Mein Lesetipp der Woche

Ende des 19. Jahrhunderts tauchten in amerikanischen Städten die ersten Autos auf. Und was passierte? Man verbot sie. Nicht, weil sie laut, gefährlich oder unpraktisch waren, sondern weil sie die Daseinsberechtigung der Pferde bedrohten. Die Washington Post zitierte damals offen die Sorge, dass das Pferd nicht weiter verdrängt werden dürfe.

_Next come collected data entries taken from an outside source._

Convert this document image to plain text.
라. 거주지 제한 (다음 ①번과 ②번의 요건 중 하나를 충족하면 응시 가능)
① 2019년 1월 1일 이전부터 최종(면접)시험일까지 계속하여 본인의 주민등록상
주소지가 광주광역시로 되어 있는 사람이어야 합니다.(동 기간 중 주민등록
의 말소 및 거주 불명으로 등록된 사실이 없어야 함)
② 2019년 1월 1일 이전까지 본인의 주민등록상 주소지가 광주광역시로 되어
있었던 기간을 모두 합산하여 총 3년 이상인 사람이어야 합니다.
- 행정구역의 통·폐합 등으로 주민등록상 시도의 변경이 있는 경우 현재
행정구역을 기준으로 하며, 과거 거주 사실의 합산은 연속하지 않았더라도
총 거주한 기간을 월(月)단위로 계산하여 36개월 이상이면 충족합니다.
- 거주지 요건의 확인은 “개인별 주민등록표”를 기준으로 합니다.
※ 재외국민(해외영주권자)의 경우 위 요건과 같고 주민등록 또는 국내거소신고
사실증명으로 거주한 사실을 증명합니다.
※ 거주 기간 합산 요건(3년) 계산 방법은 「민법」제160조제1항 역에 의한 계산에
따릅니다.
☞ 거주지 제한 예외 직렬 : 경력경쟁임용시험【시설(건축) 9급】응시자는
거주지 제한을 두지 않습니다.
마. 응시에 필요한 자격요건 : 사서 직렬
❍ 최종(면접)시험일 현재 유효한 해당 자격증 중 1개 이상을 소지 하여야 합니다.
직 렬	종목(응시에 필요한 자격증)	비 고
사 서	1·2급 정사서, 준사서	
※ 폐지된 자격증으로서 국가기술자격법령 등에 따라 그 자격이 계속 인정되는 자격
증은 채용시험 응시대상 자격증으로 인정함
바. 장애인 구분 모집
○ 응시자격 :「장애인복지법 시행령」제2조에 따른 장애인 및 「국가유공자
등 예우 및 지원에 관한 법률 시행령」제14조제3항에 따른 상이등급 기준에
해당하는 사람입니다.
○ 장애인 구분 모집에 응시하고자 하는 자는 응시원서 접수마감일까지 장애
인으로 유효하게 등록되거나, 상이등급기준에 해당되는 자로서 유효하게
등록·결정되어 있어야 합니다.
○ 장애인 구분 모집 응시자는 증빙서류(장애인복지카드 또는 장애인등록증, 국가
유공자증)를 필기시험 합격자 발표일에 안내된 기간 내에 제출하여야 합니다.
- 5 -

Heute wirkt das absurd. Autos haben eine neue Welt eröffnet. Aber aus der damaligen Perspektive fühlte sich das Auto wie eine Bedrohung an. Für Jobs. Für Gewohnheiten. Für das, was man kannte.

Ein paar Jahrzehnte später, 1929, wiederholte sich das Muster. Kinos begannen, Musik vom Band abzuspielen, statt Live-Musiker zu beschäftigen. Die Musikergewerkschaft war empört. Der Tonfilm, ausgelöst durch den Film The Jazz Singer, wurde als Angriff auf echte Kunst und echte Arbeit gesehen. Auch hier ging es nicht primär um Qualität. Es ging um Verlustangst.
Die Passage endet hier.